From: Michael Paquier <michael(at)paquier(dot)xyz>
To: "CAI, Mengjuan" <mengjuan(dot)cmj(at)alibaba-inc(dot)com>
Cc: pgsql-hackers <pgsql-hackers(at)postgresql(dot)org>
Subject: Re: The same 2PC data maybe recovered twice
Date: 2025-07-14 08:14:43
Message-ID: aHS8c8-dPyTLijOW@paquier.xyz
Views: Whole Thread | Raw Message | Download mbox | Resend email
Thread:
Lists: pgsql-bugs pgsql-hackers

On Mon, Jul 14, 2025 at 02:46:25PM +0800, CAI, Mengjuan wrote:
> Thank you for your reply. I reviewed the thread you mentioned, and
> it seems that the issue needing to be fixed is not the same as the
> one I previously raised.
> I am considering whether the 2PC file check logic in
> PrepareRedoAdd() can be modified. Currently, each time a
> XLOG_XACT_PREPARE WAL entry is replayed, it checks for the
> corresponding 2PC file using access(). Each access operation creates
> a dentry in the OS, and in most cases, the file being accessed does
> not exist. When there are many 2PC transactions, this logic may lead
> to an increase in OS slab memory. In worse scenarios, it could cause
> the reference count of the parent directory's dentry to overflow,
> potentially leading to an OS crash.
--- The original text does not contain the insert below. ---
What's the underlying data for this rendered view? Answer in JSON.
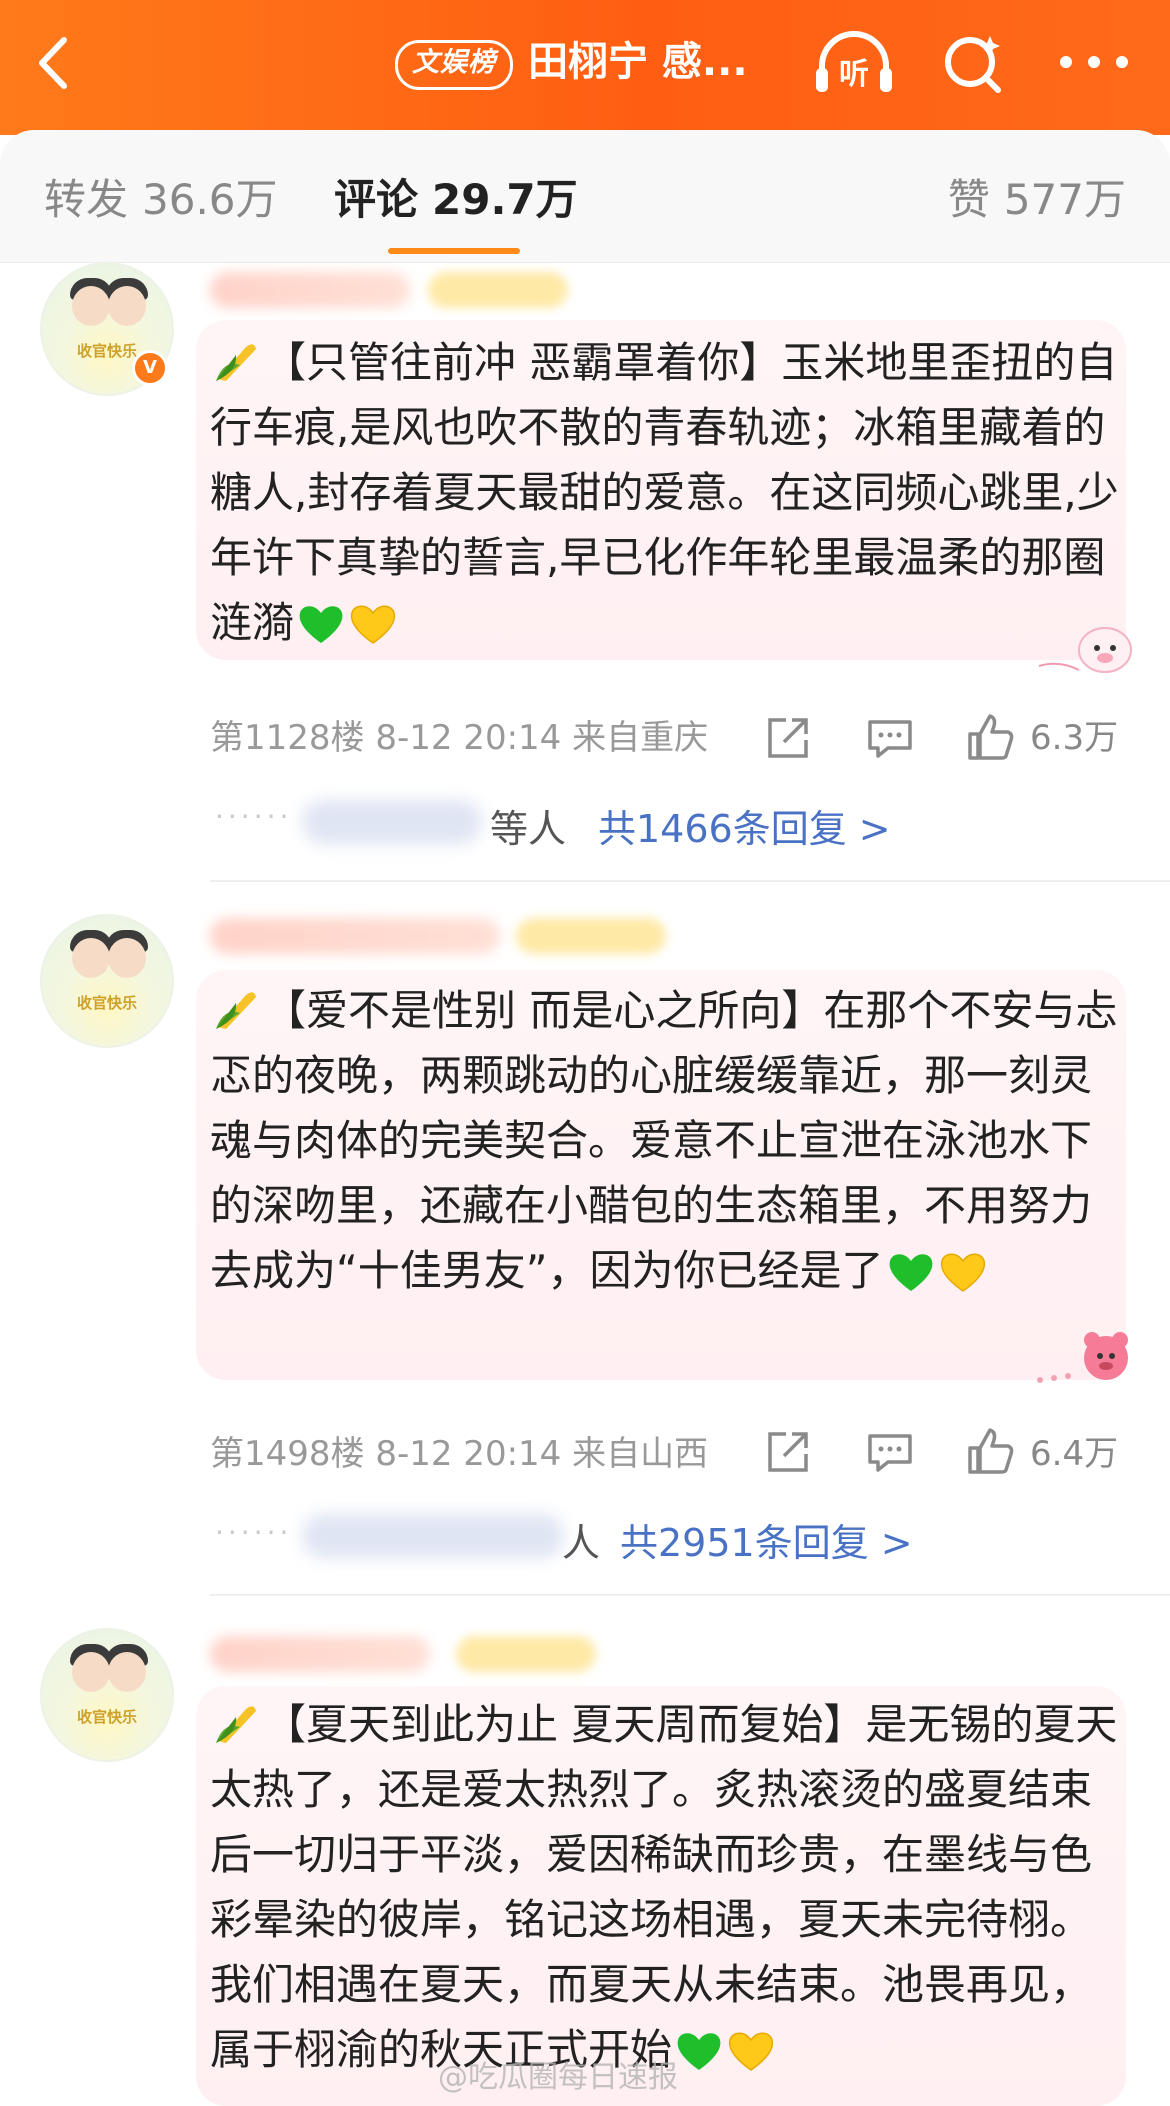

Typically, when accessing
> existing files, the disk will fill up before the dentry reference
> count overflows.
> Therefore, I would like to propose a modification. Attached is my
> patch for your review, and I hope you can take a look at it.

@@ -2520,8 +2520,16 @@ PrepareRedoAdd(FullTransactionId fxid, char *buf,
[...]
- if (!XLogRecPtrIsInvalid(start_lsn))
+ if (!XLogRecPtrIsInvalid(start_lsn) && !reachedConsistency)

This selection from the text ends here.